Le bus s’arrêta à un feu rouge. Une voix féminine et désincarnée annonça par haut-parleur le nom du prochain arrêt. Maxime craignit un instant d’être interrompu, mais personne ne bougea. Amandine n’y fit même pas attention et restait concentrée sur ses messages. Le bus repartit, et les rêveries continuèrent.
La peau d’Amadine présentait une couleur mate et claire, ses lèvres étaient discrètement roses, et lisses. Maxime savait d’expérience que la physionomie des lèvres ne permet pas de savoir comment une femme embrasse, pas plus que la forme de ses fesses ne permet de savoir si elle fait bien l’amour.
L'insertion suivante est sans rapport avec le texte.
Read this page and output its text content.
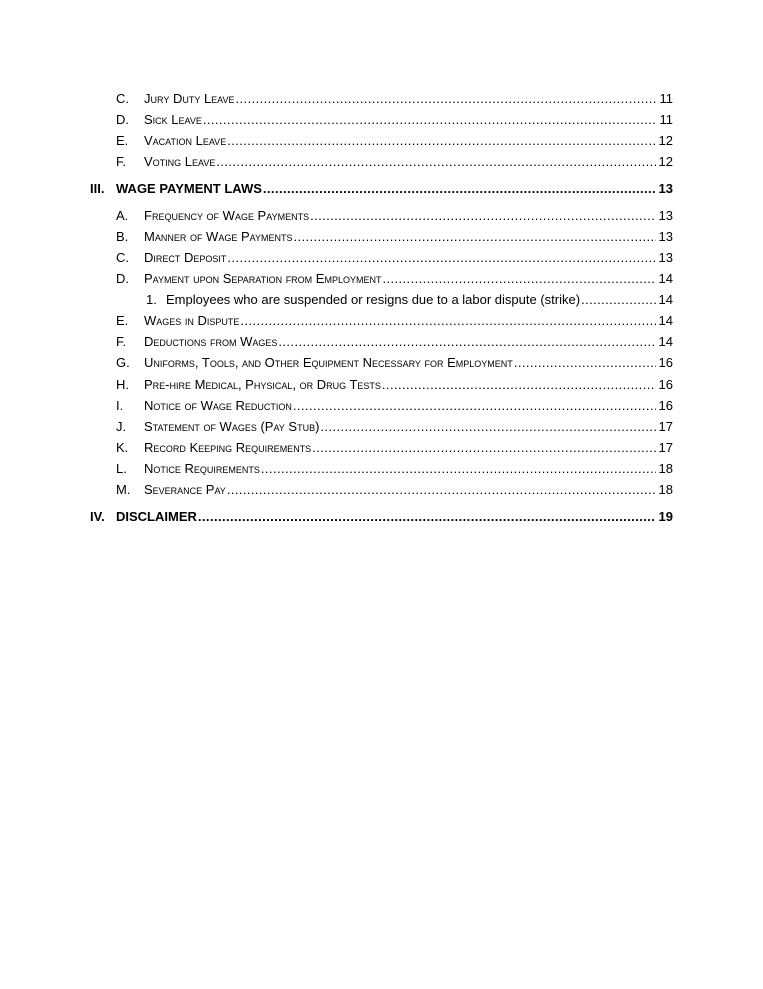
C. Jury Duty Leave .....	11
D. Sick Leave .....	11
E. Vacation Leave .....	12
F. Voting Leave .....	12
III. WAGE PAYMENT LAWS .....	13
A. Frequency of Wage Payments .....	13
B. Manner of Wage Payments .....	13
C. Direct Deposit .....	13
D. Payment upon Separation from Employment .....	14
1. Employees who are suspended or resigns due to a labor dispute (strike) .....	14
E. Wages in Dispute .....	14
F. Deductions from Wages .....	14
G. Uniforms, Tools, and Other Equipment Necessary for Employment .....	16
H. Pre-hire Medical, Physical, or Drug Tests .....	16
I. Notice of Wage Reduction .....	16
J. Statement of Wages (Pay Stub) .....	17
K. Record Keeping Requirements .....	17
L. Notice Requirements .....	18
M. Severance Pay .....	18
IV. DISCLAIMER .....	19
Mais la délicatesse de ses lèvres laissait présager une forme de suavité lente, d’abandon dans le baiser. Maxime prit plaisir à croire qu’Amandine aimait être embrassée lorsqu’elle faisait l’amour. Qu’elle donnait sa bouche, en même temps que son sexe, son ventre, ses seins, avec une implication totale de son être.
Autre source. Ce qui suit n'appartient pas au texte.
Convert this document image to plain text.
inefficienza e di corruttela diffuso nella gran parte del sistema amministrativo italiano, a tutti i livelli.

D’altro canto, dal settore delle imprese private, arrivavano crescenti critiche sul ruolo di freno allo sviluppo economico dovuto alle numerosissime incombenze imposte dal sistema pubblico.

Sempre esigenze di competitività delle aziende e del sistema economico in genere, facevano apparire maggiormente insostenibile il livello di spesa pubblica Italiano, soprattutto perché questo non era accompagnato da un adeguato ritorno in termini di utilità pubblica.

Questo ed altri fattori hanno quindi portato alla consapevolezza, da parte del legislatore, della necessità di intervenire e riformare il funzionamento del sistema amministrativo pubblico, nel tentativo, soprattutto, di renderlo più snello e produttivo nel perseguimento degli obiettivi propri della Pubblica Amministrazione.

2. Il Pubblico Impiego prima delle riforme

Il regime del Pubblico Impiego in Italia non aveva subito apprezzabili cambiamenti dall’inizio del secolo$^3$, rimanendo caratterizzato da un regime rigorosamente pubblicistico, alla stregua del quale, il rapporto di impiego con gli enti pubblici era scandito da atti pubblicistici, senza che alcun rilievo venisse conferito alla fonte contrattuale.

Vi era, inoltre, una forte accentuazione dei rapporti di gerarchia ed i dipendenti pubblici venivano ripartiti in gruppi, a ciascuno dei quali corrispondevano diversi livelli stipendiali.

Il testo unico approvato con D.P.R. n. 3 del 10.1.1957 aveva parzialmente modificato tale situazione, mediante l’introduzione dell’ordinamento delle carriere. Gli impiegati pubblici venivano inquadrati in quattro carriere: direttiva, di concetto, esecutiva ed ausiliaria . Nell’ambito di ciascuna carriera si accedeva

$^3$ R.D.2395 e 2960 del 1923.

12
Une nouvelle vibration attira l’attention d’Amandine. La lecture de ce qui était sans doute un texto lui prit un certain temps, la fit réfléchir. L’un de ses doigts se posa sur bouche, exprimant un sentiment de perplexité.
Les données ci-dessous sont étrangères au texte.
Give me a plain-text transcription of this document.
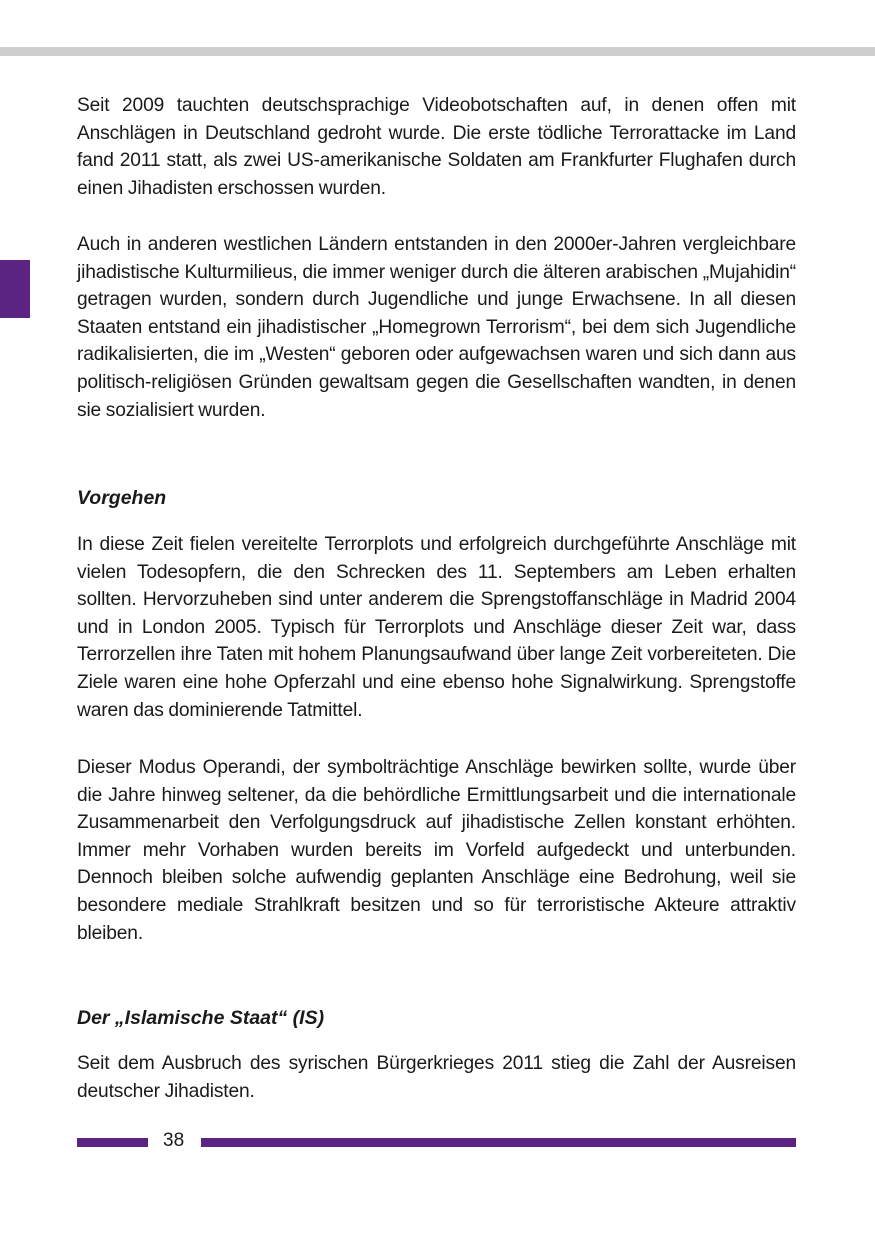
Seit 2009 tauchten deutschsprachige Videobotschaften auf, in denen offen mit Anschlägen in Deutschland gedroht wurde. Die erste tödliche Terrorattacke im Land fand 2011 statt, als zwei US-amerikanische Soldaten am Frankfurter Flughafen durch einen Jihadisten erschossen wurden.

Auch in anderen westlichen Ländern entstanden in den 2000er-Jahren vergleichbare jihadistische Kulturmilieus, die immer weniger durch die älteren arabischen „Mujahidin“ getragen wurden, sondern durch Jugendliche und junge Erwachsene. In all diesen Staaten entstand ein jihadistischer „Homegrown Terrorism“, bei dem sich Jugendliche radikalisierten, die im „Westen“ geboren oder aufgewachsen waren und sich dann aus politisch-religiösen Gründen gewaltsam gegen die Gesellschaften wandten, in denen sie sozialisiert wurden.

Vorgehen

In diese Zeit fielen vereitelte Terrorplots und erfolgreich durchgeführte Anschläge mit vielen Todesopfern, die den Schrecken des 11. Septembers am Leben erhalten sollten. Hervorzuheben sind unter anderem die Sprengstoffanschläge in Madrid 2004 und in London 2005. Typisch für Terrorplots und Anschläge dieser Zeit war, dass Terrorzellen ihre Taten mit hohem Planungsaufwand über lange Zeit vorbereiteten. Die Ziele waren eine hohe Opferzahl und eine ebenso hohe Signalwirkung. Sprengstoffe waren das dominierende Tatmittel.

Dieser Modus Operandi, der symbolträchtige Anschläge bewirken sollte, wurde über die Jahre hinweg seltener, da die behördliche Ermittlungsarbeit und die internationale Zusammenarbeit den Verfolgungsdruck auf jihadistische Zellen konstant erhöhten. Immer mehr Vorhaben wurden bereits im Vorfeld aufgedeckt und unterbunden. Dennoch bleiben solche aufwendig geplanten Anschläge eine Bedrohung, weil sie besondere mediale Strahlkraft besitzen und so für terroristische Akteure attraktiv bleiben.

Der „Islamische Staat“ (IS)

Seit dem Ausbruch des syrischen Bürgerkrieges 2011 stieg die Zahl der Ausreisen deutscher Jihadisten.

38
Sa tête se releva et elle vit Maxime. Ils soutinrent leurs regards pendant une fraction de seconde, mais ce temps fut suffisant pour qu’Amandine comprenne que Maxime la regardait depuis un moment. Il détourna très vite ses yeux dans une autre direction, comme pour signifier la reconnaissance d’un abus qui ne serait pas réitéré.
Amandine baissa la tête et pianota un message sur son portable. Elle s’arrêta à plusieurs reprises pour se relire, se gratta les cheveux. Maxime bougea lentement sa tête et recommença à l’observer.
Il put constater qu’aucun vernis ne recouvrait ses ongles. Cette femme aimait ce qui était naturel et regardait de loin toute tentative de sophistication ayant pour objet de mettre sa féminité en valeur. Amandine avait compris que sa beauté était naturelle, et l’idée d’y apporter une touche artificielle aurait relevé du contresens.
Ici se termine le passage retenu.